# Data Science Terms Explained

Does complex terminology put you off using data? Here’s a glossary of common data science terms with straightforward definitions, helpful examples, and additional resources if you want to dive deeper.

### Algorithm

An algorithm is defined as a specified process for solving a problem - often written by a human and performed by a computer.

### Analytics

A broad definition of analytics is the review of data to discover, understand, and communicate meaningful patterns. Or more simply, analytics is the useful insights from raw data.

### Bias

In general, bias can be defined as an inclination towards a thing, group, or person, often in a way that is inaccurate or unfair. Bias in statistics or data analytics can affect your insights, leading to poor, and potentially, costly business decisions.

### Correlation

A simple definition of correlation is the relationship between two or more variables (or data sets).

### Data Processing

Data processing is simply a sequence for collecting raw data and turning it into meaningful information.

### Data Sets

A data set is a technical term for a collection of data.
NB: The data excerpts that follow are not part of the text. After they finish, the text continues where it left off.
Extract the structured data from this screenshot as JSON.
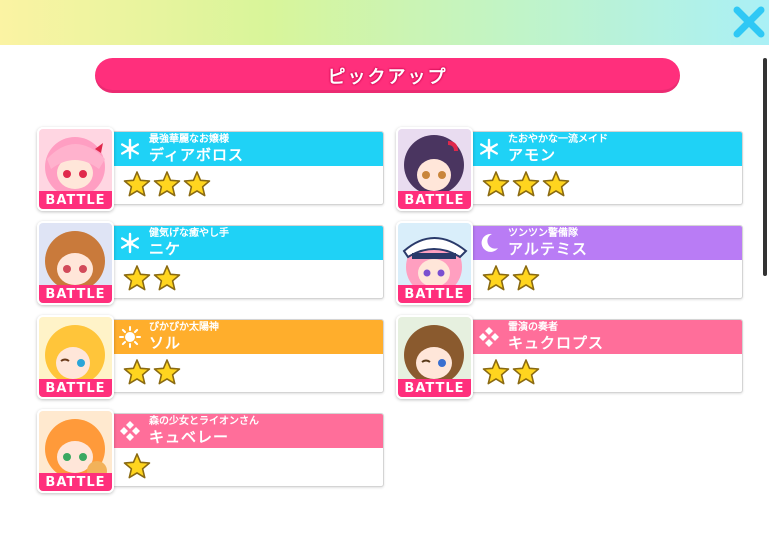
{
  "header": {
    "close_icon": "close-x-icon",
    "accent": "#2fc8f5"
  },
  "title": {
    "label": "ピックアップ",
    "color": "#ff2f7c"
  },
  "battle_label": "BATTLE",
  "cards": [
    {
      "epithet": "最強華麗なお嬢様",
      "name": "ディアボロス",
      "stars": 3,
      "attribute": "snowflake-icon",
      "color": "#1fd2f6"
    },
    {
      "epithet": "たおやかな一流メイド",
      "name": "アモン",
      "stars": 3,
      "attribute": "snowflake-icon",
      "color": "#1fd2f6"
    },
    {
      "epithet": "健気げな癒やし手",
      "name": "ニケ",
      "stars": 2,
      "attribute": "snowflake-icon",
      "color": "#1fd2f6"
    },
    {
      "epithet": "ツンツン警備隊",
      "name": "アルテミス",
      "stars": 2,
      "attribute": "moon-icon",
      "color": "#b97cf5"
    },
    {
      "epithet": "ぴかぴか太陽神",
      "name": "ソル",
      "stars": 2,
      "attribute": "sun-icon",
      "color": "#ffae2c"
    },
    {
      "epithet": "雷演の奏者",
      "name": "キュクロプス",
      "stars": 2,
      "attribute": "diamond-icon",
      "color": "#ff6e9a"
    },
    {
      "epithet": "森の少女とライオンさん",
      "name": "キュベレー",
      "stars": 1,
      "attribute": "diamond-icon",
      "color": "#ff6e9a"
    }
  ]
}
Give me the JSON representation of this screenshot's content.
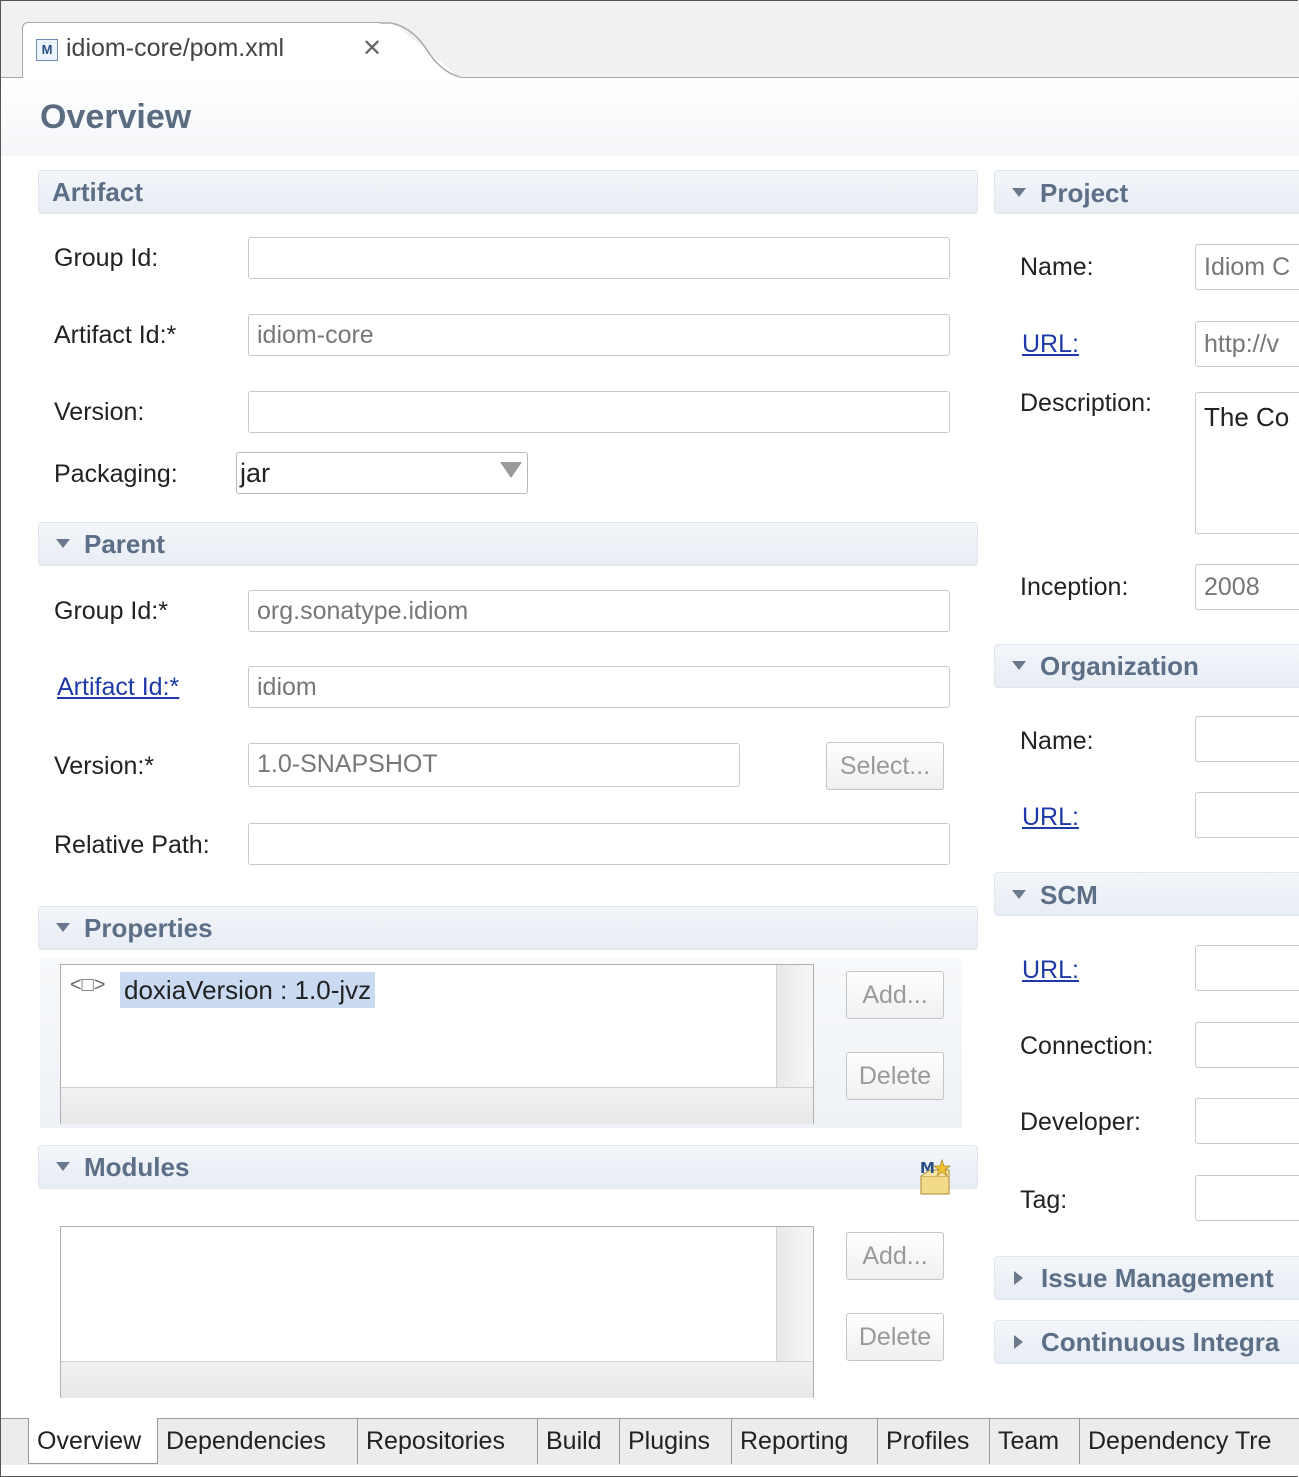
{
  "editor_tab": {
    "title": "idiom-core/pom.xml",
    "icon": "maven-pom-file-icon"
  },
  "page_title": "Overview",
  "artifact": {
    "title": "Artifact",
    "group_id_label": "Group Id:",
    "group_id_value": "",
    "artifact_id_label": "Artifact Id:*",
    "artifact_id_value": "idiom-core",
    "version_label": "Version:",
    "version_value": "",
    "packaging_label": "Packaging:",
    "packaging_value": "jar"
  },
  "parent": {
    "title": "Parent",
    "group_id_label": "Group Id:*",
    "group_id_value": "org.sonatype.idiom",
    "artifact_id_label": "Artifact Id:*",
    "artifact_id_value": "idiom",
    "version_label": "Version:*",
    "version_value": "1.0-SNAPSHOT",
    "select_label": "Select...",
    "relative_path_label": "Relative Path:",
    "relative_path_value": ""
  },
  "properties": {
    "title": "Properties",
    "items": [
      {
        "icon": "<□>",
        "text": "doxiaVersion : 1.0-jvz"
      }
    ],
    "add_label": "Add...",
    "delete_label": "Delete"
  },
  "modules": {
    "title": "Modules",
    "add_label": "Add...",
    "delete_label": "Delete",
    "icon": "create-module-icon"
  },
  "project": {
    "title": "Project",
    "name_label": "Name:",
    "name_value": "Idiom C",
    "url_label": "URL:",
    "url_value": "http://v",
    "description_label": "Description:",
    "description_value": "The Co",
    "inception_label": "Inception:",
    "inception_value": "2008"
  },
  "organization": {
    "title": "Organization",
    "name_label": "Name:",
    "url_label": "URL:"
  },
  "scm": {
    "title": "SCM",
    "url_label": "URL:",
    "connection_label": "Connection:",
    "developer_label": "Developer:",
    "tag_label": "Tag:"
  },
  "issue_management": {
    "title": "Issue Management"
  },
  "continuous_integration": {
    "title": "Continuous Integra"
  },
  "bottom_tabs": [
    "Overview",
    "Dependencies",
    "Repositories",
    "Build",
    "Plugins",
    "Reporting",
    "Profiles",
    "Team",
    "Dependency Tre"
  ],
  "colors": {
    "section_title": "#5c6f86",
    "link": "#1f3aa8",
    "selection": "#c9daf1"
  }
}
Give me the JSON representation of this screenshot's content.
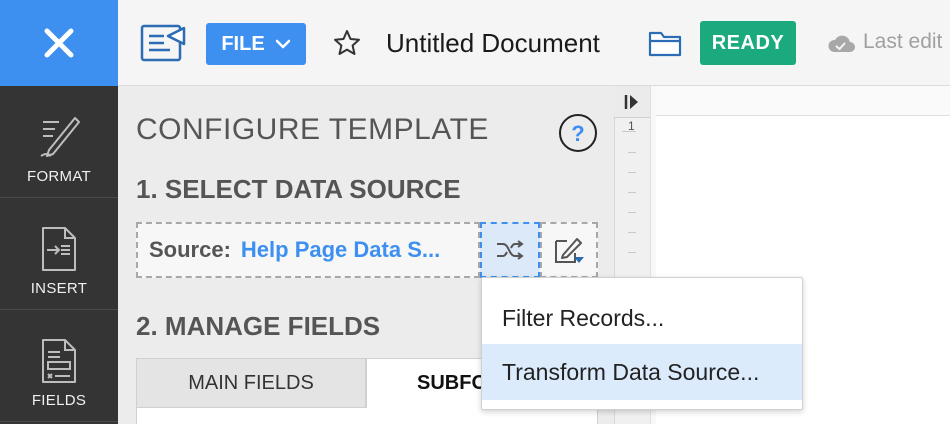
{
  "header": {
    "file_label": "FILE",
    "doc_title": "Untitled Document",
    "status_badge": "READY",
    "last_edit_text": "Last edit"
  },
  "nav": {
    "items": [
      {
        "label": "FORMAT",
        "icon": "pen-icon"
      },
      {
        "label": "INSERT",
        "icon": "insert-doc-icon"
      },
      {
        "label": "FIELDS",
        "icon": "fields-doc-icon"
      }
    ]
  },
  "panel": {
    "title": "CONFIGURE TEMPLATE",
    "help_symbol": "?",
    "section1_title": "1. SELECT DATA SOURCE",
    "source_label": "Source:",
    "source_value": "Help Page Data S...",
    "section2_title": "2. MANAGE FIELDS",
    "tabs": [
      {
        "label": "MAIN FIELDS"
      },
      {
        "label": "SUBFO"
      }
    ]
  },
  "ruler": {
    "first_mark": "1"
  },
  "menu": {
    "items": [
      {
        "label": "Filter Records..."
      },
      {
        "label": "Transform Data Source..."
      }
    ]
  },
  "colors": {
    "accent": "#3d8ff0",
    "ready": "#1aaa7e",
    "nav_bg": "#343434",
    "panel_bg": "#ececec",
    "menu_highlight": "#dcebfb"
  }
}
Typically, a data set refers to the content of a single table or graph.

### Hypothesis

A hypothesis is an educated guess (often about the cause of a problem) that hasn’t been confirmed yet.

### Margin of Error

The margin of error is the amount the results of a random sampling may differ from the results of surveying the whole.

### Multivariate Test

A multivariate test is a process where variations of different elements (i.e. text, video, and images on a website) can be evaluated simultaneously.

### Outlier

An outlier is a piece of data that is distant from the remaining set of data. Think of it as a straggler.

### Probability

The definition of probability is simply the likelihood that an event will happen.

### Qualitative Data

Qualitative data is information that describes or categorizes something - the color of the sky, the smell of perfume, music genres, or coffee bean flavors.

### Quantitative Data

Quantitative data is anything that can be measured or counted - monthly revenue, distance of a race and time of the winner, calories in a meal, temperature, or salary.

### Regression

Regression shows the most likely outcome based on a trend of one or more known data points (predictors).

### Sampling error

Sampling error is the variation between the entire population (of data) and the sample. This variation is simply because the sample doesn’t (and can’t) perfectly reflect the whole.

### Summary Statistics

Summary statistics (or summary metrics) define a complicated set of data with some simple metrics.

### Variable

A variable in statistics is something that can be measured, counted, or described. It could be a number or characteristic.

### Venn Diagram

A Venn diagram shows the similarities and differences of two or more data sets by using overlapping circles.